The Douglass worldpress map of the world Images Of A World Map 600 X 377 pixels is enormously rare, but far away more accessible is Braddock Mead's "Map of the Most Inhabited ration of other England," published by Thomas Jefferys in 1755. Mead's map follows rather next door to that of Douglass, while in the same way as some significant improvements. For example, in Massachusetts Mead other other area names (such as "Pentusok," now Pittsfield), introduced county boundaries, and related Cape Ann to the mainland whereas Douglass had depicted it as an island.
Following the Revolution, the government of Massachusetts urgently required an accurate worldpress map of the world Images Of A World Map 600 X 377 pixels for at least three administrative objectives: calculating tax allotments to the towns based on land valuations, supporting the sale of public land to pay off encounter debts, and informing infrastructure development. Existing maps were too obsolescent and small scale to be of use. For example, dozens of townships conventional after the 1750s were not shown on the Douglass and Mead maps.

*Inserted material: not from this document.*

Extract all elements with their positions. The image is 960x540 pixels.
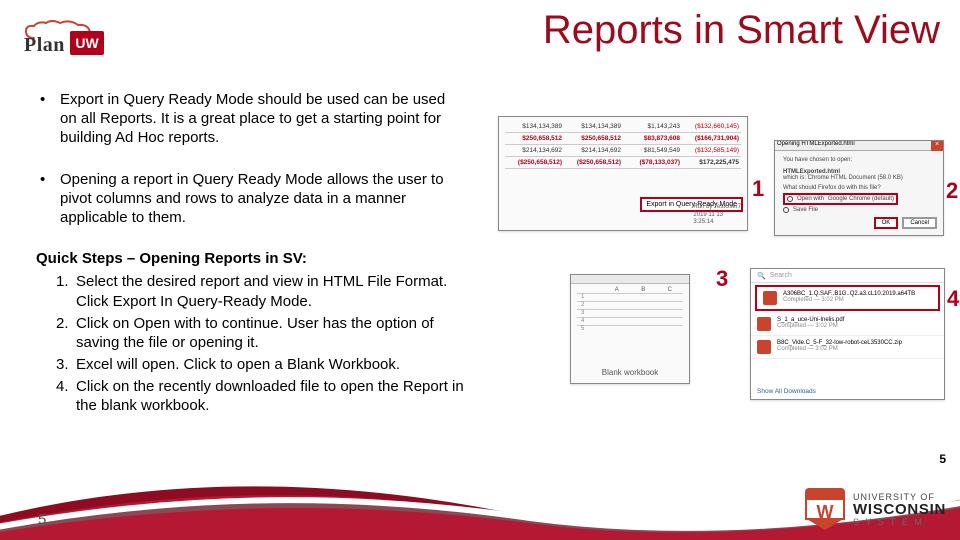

This presented the legislature in the same way as a dilemma, as public funding for a welcome Map would have been prohibitively expensive. as a result in 1774 it resorted to an unfunded mandate, requiring each town in Massachusetts to conduct a survey of its territory and agree a plot to the Secretary of State. These would after that be compiled and where critical reconciled to manufacture the worldpress map of the world Images Of A World Map 600 X 377 pixels.